Salesianum's Ethan Walther (right) runs to a first place finish in the 800 meter run ahead of second place A.I. du Pont's Camerin Williams (center) and third place Ian Cain of Caesar Rodney during the DIAA indoor track and field championships at the Prince George's Sports and Learning Complex in Landover, Md., Saturday, Feb. 3, 2023.
Salesianum's Ethan Walther (right) runs to a first place finish in the 800 meter run ahead of second place A.I. du Pont's Camerin Williams (center) and third place Ian Cain of Caesar Rodney during the DIAA indoor track and field championships at the Prince George's Sports and Learning Complex in Landover, Md., Saturday, Feb. 3, 2023.
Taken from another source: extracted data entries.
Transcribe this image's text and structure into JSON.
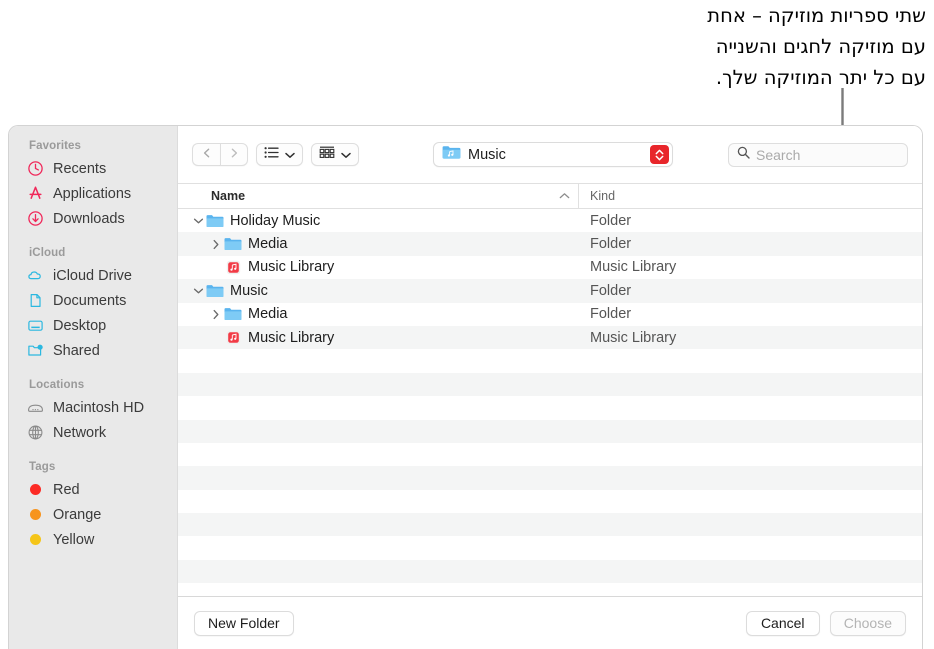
{
  "callout": {
    "text": "שתי ספריות מוזיקה – אחת\nעם מוזיקה לחגים והשנייה\nעם כל יתר המוזיקה שלך."
  },
  "sidebar": {
    "groups": [
      {
        "title": "Favorites",
        "items": [
          {
            "label": "Recents",
            "icon": "clock-icon",
            "color": "#f0285a"
          },
          {
            "label": "Applications",
            "icon": "app-store-icon",
            "color": "#f0285a"
          },
          {
            "label": "Downloads",
            "icon": "download-icon",
            "color": "#f0285a"
          }
        ]
      },
      {
        "title": "iCloud",
        "items": [
          {
            "label": "iCloud Drive",
            "icon": "cloud-icon",
            "color": "#2bb8e0"
          },
          {
            "label": "Documents",
            "icon": "document-icon",
            "color": "#2bb8e0"
          },
          {
            "label": "Desktop",
            "icon": "desktop-icon",
            "color": "#2bb8e0"
          },
          {
            "label": "Shared",
            "icon": "shared-folder-icon",
            "color": "#2bb8e0"
          }
        ]
      },
      {
        "title": "Locations",
        "items": [
          {
            "label": "Macintosh HD",
            "icon": "hard-drive-icon",
            "color": "#8a8a8a"
          },
          {
            "label": "Network",
            "icon": "globe-icon",
            "color": "#8a8a8a"
          }
        ]
      },
      {
        "title": "Tags",
        "items": [
          {
            "label": "Red",
            "icon": "tag-dot-icon",
            "color": "#fc2b25"
          },
          {
            "label": "Orange",
            "icon": "tag-dot-icon",
            "color": "#f7941e"
          },
          {
            "label": "Yellow",
            "icon": "tag-dot-icon",
            "color": "#f5c518"
          }
        ]
      }
    ]
  },
  "toolbar": {
    "back_icon": "chevron-left-icon",
    "forward_icon": "chevron-right-icon",
    "view_icon": "list-view-icon",
    "group_icon": "group-by-icon",
    "path_label": "Music",
    "path_icon": "music-folder-icon",
    "stepper_icon": "stepper-chevrons-icon",
    "stepper_color": "#e8262b",
    "search_icon": "search-icon",
    "search_placeholder": "Search",
    "search_value": ""
  },
  "columns": {
    "name": "Name",
    "kind": "Kind",
    "sort_icon": "sort-ascending-icon"
  },
  "rows": [
    {
      "name": "Holiday Music",
      "kind": "Folder",
      "indent": 0,
      "disclosure": "expanded",
      "icon": "folder-icon"
    },
    {
      "name": "Media",
      "kind": "Folder",
      "indent": 1,
      "disclosure": "collapsed",
      "icon": "folder-icon"
    },
    {
      "name": "Music Library",
      "kind": "Music Library",
      "indent": 1,
      "disclosure": "none",
      "icon": "music-library-icon"
    },
    {
      "name": "Music",
      "kind": "Folder",
      "indent": 0,
      "disclosure": "expanded",
      "icon": "folder-icon"
    },
    {
      "name": "Media",
      "kind": "Folder",
      "indent": 1,
      "disclosure": "collapsed",
      "icon": "folder-icon"
    },
    {
      "name": "Music Library",
      "kind": "Music Library",
      "indent": 1,
      "disclosure": "none",
      "icon": "music-library-icon"
    }
  ],
  "empty_row_count": 10,
  "footer": {
    "new_folder_label": "New Folder",
    "cancel_label": "Cancel",
    "choose_label": "Choose",
    "choose_disabled": true
  }
}
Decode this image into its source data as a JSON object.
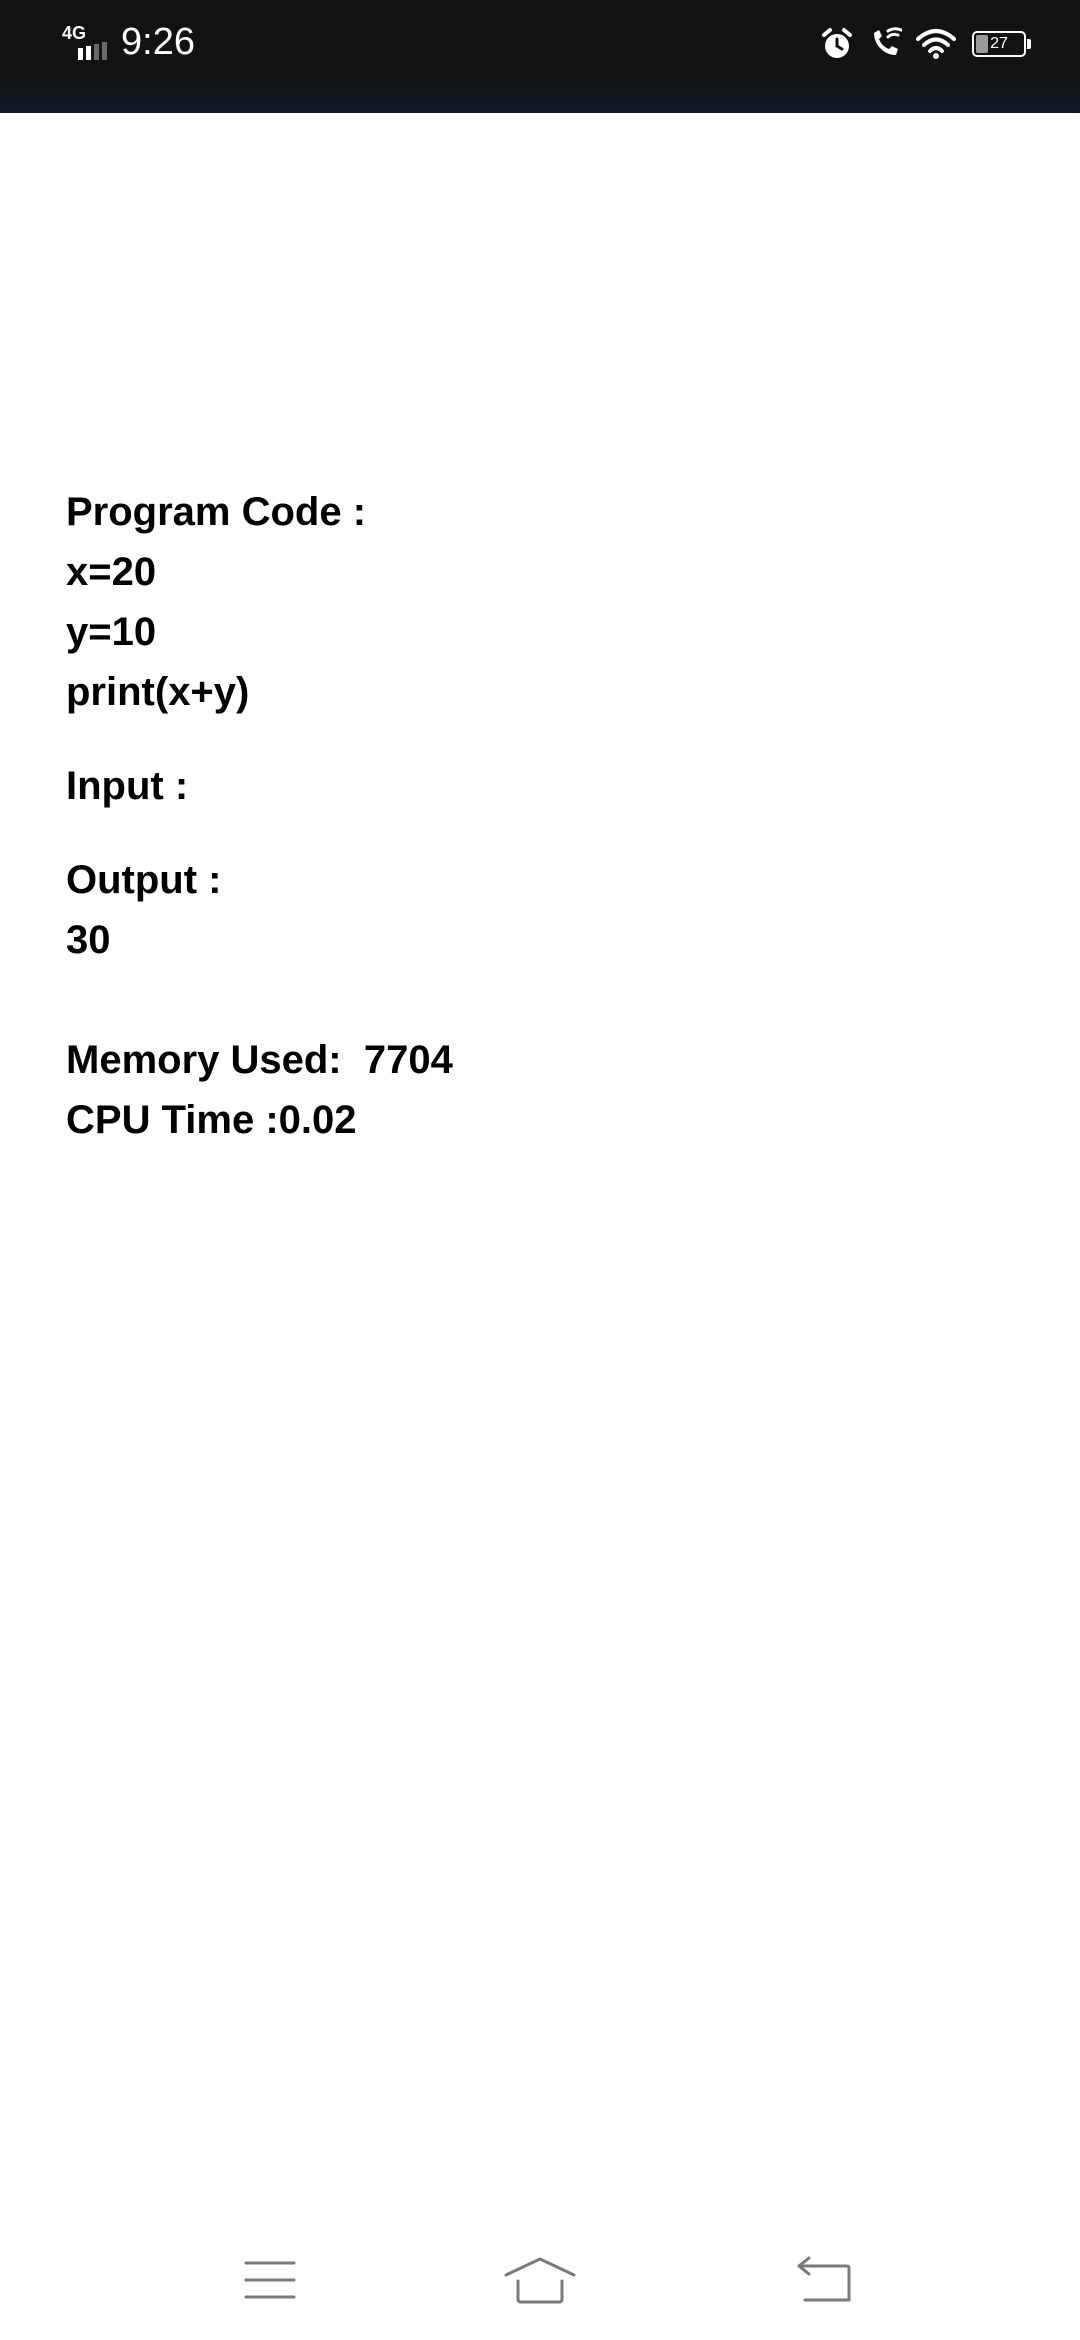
{
  "status_bar": {
    "network": "4G",
    "time": "9:26",
    "battery": "27",
    "battery_level_percent": 27,
    "icons": [
      "signal-icon",
      "alarm-icon",
      "wifi-calling-icon",
      "wifi-icon",
      "battery-icon"
    ]
  },
  "program": {
    "code_label": "Program Code :",
    "code_lines": [
      "x=20",
      "y=10",
      "print(x+y)"
    ],
    "input_label": "Input :",
    "output_label": "Output :",
    "output_value": "30",
    "memory_label": "Memory Used:  7704",
    "cpu_label": "CPU Time :0.02"
  },
  "nav_bar": {
    "icons": [
      "menu-icon",
      "home-icon",
      "back-icon"
    ]
  }
}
Camerin Williams, the A.I. du Pont senior who won the Division II race at the cross country state championships, ran more than a half-second faster than Jason Lilly's 400 state record in a fifth-place finish at New Balance Nationals, completing the two laps in 47.88.

Williams had not run faster than 49 seconds before nationals.

Williams said his training still takes an 800/1,600 focus. He tried to go into the meet with little-to-no pressure.

"I'm just a kid from Delaware, another kid in my heat," he said. "I just ran the best I could."

Ethan Walther, the Salesianum junior who set state records in the 800, 1,600 and 3,200 this season, improved on his 800 personal best with a 1:53.22 at an open meet at The Armory March 2. He finished 23rd at New Balance Nationals with a 1:54.41.

Smyrna's Elijah Williams placed 19th in the 60-meter hurdles at New Balance Nationals. His personal best two weeks earlier of 7.97 is tied for second in state history.

In February, Odessa ran the second-fastest 4x200 time in state history (1:29.85).